The Buzz Board is back!

Greetings Couglings! Here's my first Buzz Board of the season. I know, I know. But don't EVEN ask me what I've been up to the past several weeks. Let's just say it involved a combine, a case of Cougar Gold and the daughter of a local wheat farmer. By the way, everything DOES go better with sorghum.

BUT I DIGRESS. So here's my take on the state of current affairs on Planet Coug, replete with a few pithy observations on several other topics of interest.
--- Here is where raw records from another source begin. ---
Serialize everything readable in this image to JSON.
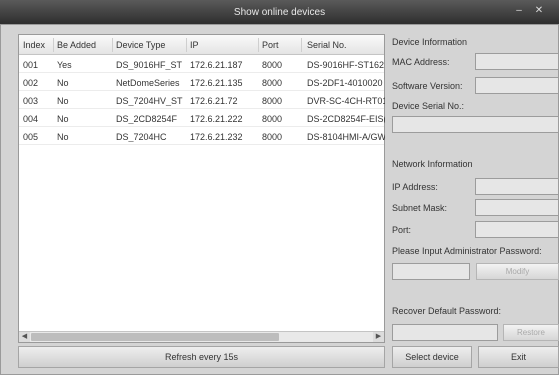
{
  "window": {
    "title": "Show online devices"
  },
  "table": {
    "columns": [
      "Index",
      "Be Added",
      "Device Type",
      "IP",
      "Port",
      "Serial No."
    ],
    "rows": [
      [
        "001",
        "Yes",
        "DS_9016HF_ST",
        "172.6.21.187",
        "8000",
        "DS-9016HF-ST162"
      ],
      [
        "002",
        "No",
        "NetDomeSeries",
        "172.6.21.135",
        "8000",
        "DS-2DF1-4010020"
      ],
      [
        "003",
        "No",
        "DS_7204HV_ST",
        "172.6.21.72",
        "8000",
        "DVR-SC-4CH-RT01"
      ],
      [
        "004",
        "No",
        "DS_2CD8254F",
        "172.6.21.222",
        "8000",
        "DS-2CD8254F-EIS("
      ],
      [
        "005",
        "No",
        "DS_7204HC",
        "172.6.21.232",
        "8000",
        "DS-8104HMI-A/GW("
      ]
    ]
  },
  "device_info": {
    "heading": "Device Information",
    "mac_label": "MAC Address:",
    "software_label": "Software Version:",
    "serial_label": "Device Serial No.:"
  },
  "network_info": {
    "heading": "Network Information",
    "ip_label": "IP Address:",
    "subnet_label": "Subnet Mask:",
    "port_label": "Port:",
    "password_prompt": "Please Input Administrator Password:",
    "modify_button": "Modify",
    "recover_label": "Recover Default Password:",
    "restore_button": "Restore"
  },
  "footer": {
    "refresh_button": "Refresh every 15s",
    "select_button": "Select device",
    "exit_button": "Exit"
  },
  "icons": {
    "minimize": "minimize-icon",
    "close": "close-icon",
    "scroll_left": "arrow-left-icon",
    "scroll_right": "arrow-right-icon"
  }
}
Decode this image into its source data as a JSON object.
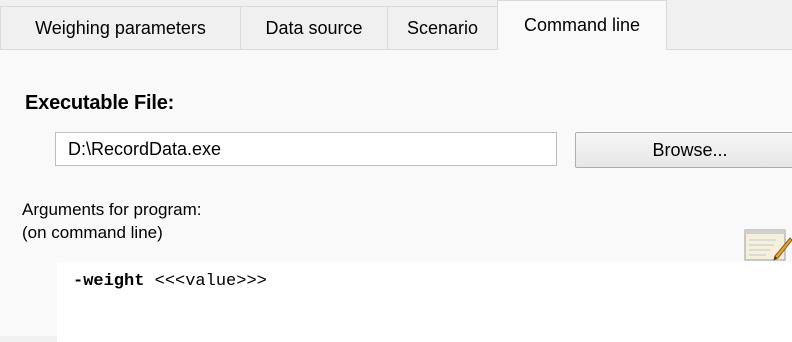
{
  "tabs": [
    {
      "label": "Weighing parameters"
    },
    {
      "label": "Data source"
    },
    {
      "label": "Scenario"
    },
    {
      "label": "Command line",
      "active": true
    }
  ],
  "executable": {
    "label": "Executable File:",
    "value": "D:\\RecordData.exe",
    "browse_label": "Browse..."
  },
  "arguments": {
    "label_line1": "Arguments for program:",
    "label_line2": "(on command line)",
    "edit_icon": "notepad-pencil-icon",
    "value_bold": "-weight",
    "value_rest": " <<<value>>>"
  }
}
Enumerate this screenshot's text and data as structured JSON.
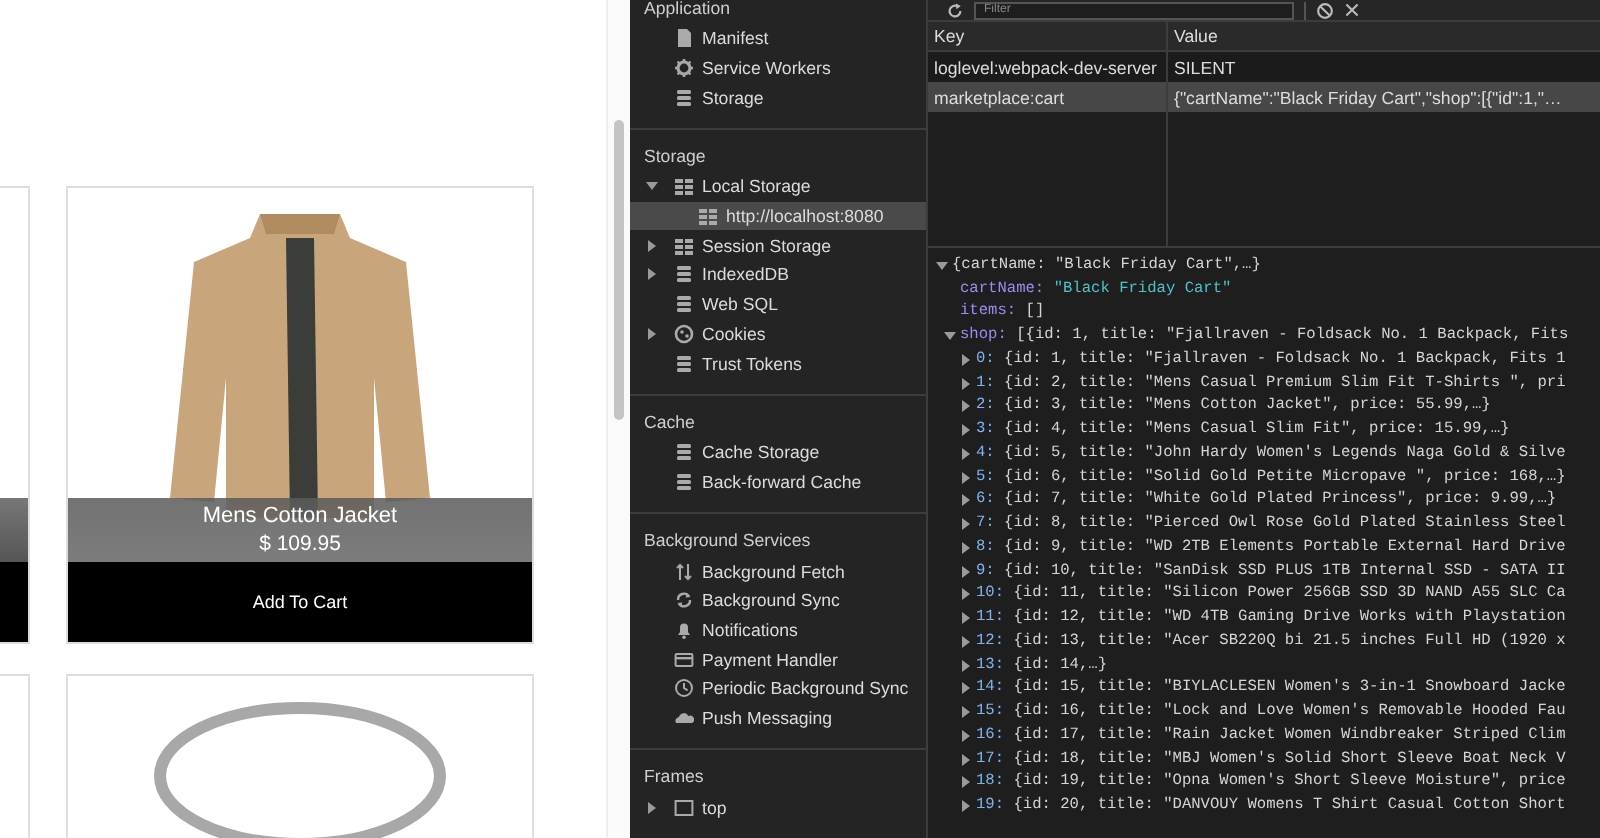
{
  "products": [
    {
      "kind": "jacket",
      "title": "Mens Cotton Jacket",
      "price": "$ 109.95",
      "button": "Add To Cart"
    },
    {
      "kind": "ring"
    }
  ],
  "sidebar": {
    "sections": [
      {
        "title": "Application",
        "items": [
          {
            "label": "Manifest",
            "kind": "file",
            "selected": false
          },
          {
            "label": "Service Workers",
            "kind": "gear",
            "selected": false
          },
          {
            "label": "Storage",
            "kind": "database",
            "selected": false
          }
        ]
      },
      {
        "title": "Storage",
        "items": [
          {
            "label": "Local Storage",
            "kind": "grid",
            "selected": false,
            "expanded": true,
            "children": [
              {
                "label": "http://localhost:8080",
                "kind": "grid",
                "selected": true
              }
            ]
          },
          {
            "label": "Session Storage",
            "kind": "grid",
            "selected": false,
            "expanded": false
          },
          {
            "label": "IndexedDB",
            "kind": "database",
            "selected": false,
            "expanded": false
          },
          {
            "label": "Web SQL",
            "kind": "database",
            "selected": false
          },
          {
            "label": "Cookies",
            "kind": "cookie",
            "selected": false,
            "expanded": false
          },
          {
            "label": "Trust Tokens",
            "kind": "database",
            "selected": false
          }
        ]
      },
      {
        "title": "Cache",
        "items": [
          {
            "label": "Cache Storage",
            "kind": "database",
            "selected": false
          },
          {
            "label": "Back-forward Cache",
            "kind": "database",
            "selected": false
          }
        ]
      },
      {
        "title": "Background Services",
        "items": [
          {
            "label": "Background Fetch",
            "kind": "arrows",
            "selected": false
          },
          {
            "label": "Background Sync",
            "kind": "sync",
            "selected": false
          },
          {
            "label": "Notifications",
            "kind": "bell",
            "selected": false
          },
          {
            "label": "Payment Handler",
            "kind": "card",
            "selected": false
          },
          {
            "label": "Periodic Background Sync",
            "kind": "clock",
            "selected": false
          },
          {
            "label": "Push Messaging",
            "kind": "cloud",
            "selected": false
          }
        ]
      },
      {
        "title": "Frames",
        "items": [
          {
            "label": "top",
            "kind": "frame",
            "selected": false,
            "expanded": false
          }
        ]
      }
    ]
  },
  "toolbar": {
    "placeholder": "Filter"
  },
  "table": {
    "columns": [
      "Key",
      "Value"
    ],
    "rows": [
      {
        "cells": [
          "loglevel:webpack-dev-server",
          "SILENT"
        ],
        "selected": false
      },
      {
        "cells": [
          "marketplace:cart",
          "{\"cartName\":\"Black Friday Cart\",\"shop\":[{\"id\":1,\"…"
        ],
        "selected": true
      }
    ]
  },
  "preview": {
    "summary": "{cartName: \"Black Friday Cart\",…}",
    "expanded": true,
    "children": [
      {
        "key": "cartName:",
        "value": "\"Black Friday Cart\"",
        "kind": "string"
      },
      {
        "key": "items:",
        "value": "[]",
        "kind": "plain"
      },
      {
        "key": "shop:",
        "value": "[{id: 1, title: \"Fjallraven - Foldsack No. 1 Backpack, Fits",
        "kind": "plain",
        "expanded": true,
        "children": [
          {
            "key": "0:",
            "value": "{id: 1, title: \"Fjallraven - Foldsack No. 1 Backpack, Fits 1",
            "expanded": false
          },
          {
            "key": "1:",
            "value": "{id: 2, title: \"Mens Casual Premium Slim Fit T-Shirts \", pri",
            "expanded": false
          },
          {
            "key": "2:",
            "value": "{id: 3, title: \"Mens Cotton Jacket\", price: 55.99,…}",
            "expanded": false
          },
          {
            "key": "3:",
            "value": "{id: 4, title: \"Mens Casual Slim Fit\", price: 15.99,…}",
            "expanded": false
          },
          {
            "key": "4:",
            "value": "{id: 5, title: \"John Hardy Women's Legends Naga Gold & Silve",
            "expanded": false
          },
          {
            "key": "5:",
            "value": "{id: 6, title: \"Solid Gold Petite Micropave \", price: 168,…}",
            "expanded": false
          },
          {
            "key": "6:",
            "value": "{id: 7, title: \"White Gold Plated Princess\", price: 9.99,…}",
            "expanded": false
          },
          {
            "key": "7:",
            "value": "{id: 8, title: \"Pierced Owl Rose Gold Plated Stainless Steel",
            "expanded": false
          },
          {
            "key": "8:",
            "value": "{id: 9, title: \"WD 2TB Elements Portable External Hard Drive",
            "expanded": false
          },
          {
            "key": "9:",
            "value": "{id: 10, title: \"SanDisk SSD PLUS 1TB Internal SSD - SATA II",
            "expanded": false
          },
          {
            "key": "10:",
            "value": "{id: 11, title: \"Silicon Power 256GB SSD 3D NAND A55 SLC Ca",
            "expanded": false
          },
          {
            "key": "11:",
            "value": "{id: 12, title: \"WD 4TB Gaming Drive Works with Playstation",
            "expanded": false
          },
          {
            "key": "12:",
            "value": "{id: 13, title: \"Acer SB220Q bi 21.5 inches Full HD (1920 x",
            "expanded": false
          },
          {
            "key": "13:",
            "value": "{id: 14,…}",
            "expanded": false
          },
          {
            "key": "14:",
            "value": "{id: 15, title: \"BIYLACLESEN Women's 3-in-1 Snowboard Jacke",
            "expanded": false
          },
          {
            "key": "15:",
            "value": "{id: 16, title: \"Lock and Love Women's Removable Hooded Fau",
            "expanded": false
          },
          {
            "key": "16:",
            "value": "{id: 17, title: \"Rain Jacket Women Windbreaker Striped Clim",
            "expanded": false
          },
          {
            "key": "17:",
            "value": "{id: 18, title: \"MBJ Women's Solid Short Sleeve Boat Neck V",
            "expanded": false
          },
          {
            "key": "18:",
            "value": "{id: 19, title: \"Opna Women's Short Sleeve Moisture\", price",
            "expanded": false
          },
          {
            "key": "19:",
            "value": "{id: 20, title: \"DANVOUY Womens T Shirt Casual Cotton Short",
            "expanded": false
          }
        ]
      }
    ]
  }
}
THE COUGFAN.COM BUZZ BOARD
Religion and sports They don't mix. Need proof? In King County, the state's largest market for Cougfans, the glorious tones of Bob Robertson and Jim Walden are broadcast over a bush league religion-based station whose signal carries about as far as a Chad Davis pass. And we thought KJR was bad. Fire and brimstone, folks, this current state of affairs to borrow an oft-used word from the new flagship station is PURGATORY. Damnation even.
Josh Moen The guys works his rear off as a walk-on, barely scrapes together enough money to enroll for another year of school and then goes out and earns Pac-10 Special Teams Player of the Week honors against Stanford. After all that you'd think WSU would have the courtesy to add his name to the official roster posted on wsucougars.com. NOT! Rest assured, though, Josh, while you have no number within Bohler Gym, you're still No. 22 with us.
Keith Jackson Don't get us wrong, we appreciate the huge donations he and Turi have made to the alma mater. And we're actually starting to forgive him for his unabashed cheer-leading for Michigan in the '98 Rose Bowl. And while those beer commercials he did were truly tacky for a guy of his stature, they weren't all that bad. But forsaking the titanic Coug-Duck game in favor of UCLA-Stanford? It's an outrage!!
True Believers Props to ESPN's Kirk Herbstreit and national handicappers Phil Steele and Greg Roberts. Unlike many of their colleagues in the world of college football punditry, these guys were on the 2001 Cougar bandwagon weeks and even months before the opening kickoff against Idaho.
Computers Ya gotta love that artificial intelligence. No knee-jerk opinions. No playing favorites. Just the facts, dude. And the facts are this: WSU No. 10 in the BCS.
Rick Neuheisel The Slick One threw a powerful fright into the Crimson horde a couple of weeks back when he let his defense sleep walk in the face of DeShaun Foster. So what's wrong with that, you ask? Because DeShaun came perilously close to breaking Rueben Mayes' Pac-10 single game rushing record of 357 yards. Thankfully, Bob Toledo came to our rescue and pulled DeShaun out at 301.
Pressure It seems that Mike Price does his best work when his tail's in a sling. In 1997, word down Pullman way was that Rick Dickson, The Great Ass of the Palouse, gave Saint Mike an ultimatum: Win 7 or ship out. The result, of course, was the Season of Destiny. This year, no AD was breathing down his neck but Mike was breathing down his own. He made some great staffing changes and committed himself to making the attitude at practice as upbeat as ever. As such, we're proud to announce that Coach is now again officially to be referred to only as Saint Mike.
Undisgusted Grad Talk about dedicated. This frequent message board poster has spent many an hour this season dutifully posting score-by-score updates on the CF.C message board so Cougfans across the globe can "watch" the mighty cats of the Palouse when no radio or TV are available.